GreenFire Energy Making Headway on CO2-Based Plant

Chris Lekkas 4 Oct 2012

Unique CO2 project continues to move forward at St. John's Dome, Arizona

At the GRC 2012 Annual Meeting in Reno this week, GreenFire Energy provided an update on its exciting CO2-based geothermal energy project at St. John’s Dome in Arizona. The project, which received a US Department of Energy grant in 2010, is the world’s first attempt at a real-world CO2-based geothermal energy project, putting to use years of computer modeling and academic debate. St. John’s Dome is a unique site for this type of project as it sits on 450MM tons of shallow CO2 deposits. The goal is to extract and compress these locally-available deposits, and inject them into the hot basement formation containing geothermal heat with one single test well.

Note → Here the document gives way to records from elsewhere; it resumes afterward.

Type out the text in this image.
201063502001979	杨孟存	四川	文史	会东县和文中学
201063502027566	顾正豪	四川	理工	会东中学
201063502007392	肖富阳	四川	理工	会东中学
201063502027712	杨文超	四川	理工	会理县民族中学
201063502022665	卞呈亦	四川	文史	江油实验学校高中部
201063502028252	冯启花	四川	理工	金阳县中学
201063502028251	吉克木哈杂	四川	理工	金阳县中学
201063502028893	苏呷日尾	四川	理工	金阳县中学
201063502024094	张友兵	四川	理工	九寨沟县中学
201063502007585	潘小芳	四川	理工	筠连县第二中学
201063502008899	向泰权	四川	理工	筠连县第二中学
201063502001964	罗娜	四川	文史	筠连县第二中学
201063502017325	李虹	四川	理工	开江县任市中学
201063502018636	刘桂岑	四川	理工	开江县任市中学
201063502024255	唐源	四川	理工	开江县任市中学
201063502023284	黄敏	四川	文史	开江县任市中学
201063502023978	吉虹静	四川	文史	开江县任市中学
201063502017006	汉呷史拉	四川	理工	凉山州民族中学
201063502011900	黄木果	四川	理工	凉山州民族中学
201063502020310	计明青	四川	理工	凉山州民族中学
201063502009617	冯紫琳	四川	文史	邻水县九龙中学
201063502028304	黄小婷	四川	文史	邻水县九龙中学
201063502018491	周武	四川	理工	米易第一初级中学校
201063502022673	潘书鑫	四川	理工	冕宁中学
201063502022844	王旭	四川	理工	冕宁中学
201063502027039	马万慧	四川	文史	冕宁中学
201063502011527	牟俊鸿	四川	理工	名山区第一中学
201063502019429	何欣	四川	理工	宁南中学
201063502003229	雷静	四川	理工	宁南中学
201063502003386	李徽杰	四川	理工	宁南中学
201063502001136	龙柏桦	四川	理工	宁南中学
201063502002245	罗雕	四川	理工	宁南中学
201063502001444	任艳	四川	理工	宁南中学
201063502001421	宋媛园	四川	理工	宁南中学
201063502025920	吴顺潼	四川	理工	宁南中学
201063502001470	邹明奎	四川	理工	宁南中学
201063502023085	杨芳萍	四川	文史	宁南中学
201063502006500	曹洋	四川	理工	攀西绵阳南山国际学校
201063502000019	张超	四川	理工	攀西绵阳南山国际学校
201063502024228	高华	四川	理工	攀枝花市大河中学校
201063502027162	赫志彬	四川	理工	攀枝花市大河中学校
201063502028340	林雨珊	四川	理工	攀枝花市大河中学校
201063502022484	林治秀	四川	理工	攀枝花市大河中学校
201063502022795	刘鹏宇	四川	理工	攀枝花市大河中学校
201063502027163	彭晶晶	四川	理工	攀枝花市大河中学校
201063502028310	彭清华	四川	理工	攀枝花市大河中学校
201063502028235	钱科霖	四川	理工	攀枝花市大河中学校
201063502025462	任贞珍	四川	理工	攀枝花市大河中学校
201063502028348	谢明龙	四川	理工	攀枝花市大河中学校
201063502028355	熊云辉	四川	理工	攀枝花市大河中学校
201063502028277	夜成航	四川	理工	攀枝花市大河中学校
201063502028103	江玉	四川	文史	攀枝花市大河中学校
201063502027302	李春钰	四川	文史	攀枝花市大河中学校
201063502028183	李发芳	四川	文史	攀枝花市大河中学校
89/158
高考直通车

The project continues to move forward on three fronts: seismic work, well plan, and permitting. The seismic work done so far will prove valuable during drilling and fracturing of the formation, and during CO2 injection. Negotiations continue with several firms with regards to drilling the well itself. Lastly, obtaining of permits is proving to be a time-consuming phase. Necessary permits for mineral exploration and site access have already been attained, while GreenFire continues to work on attaining permits for well drilling, Class V injection of carbon, and aquifer protection (to insure no contamination of local aquifers) all should be attained by early 2013.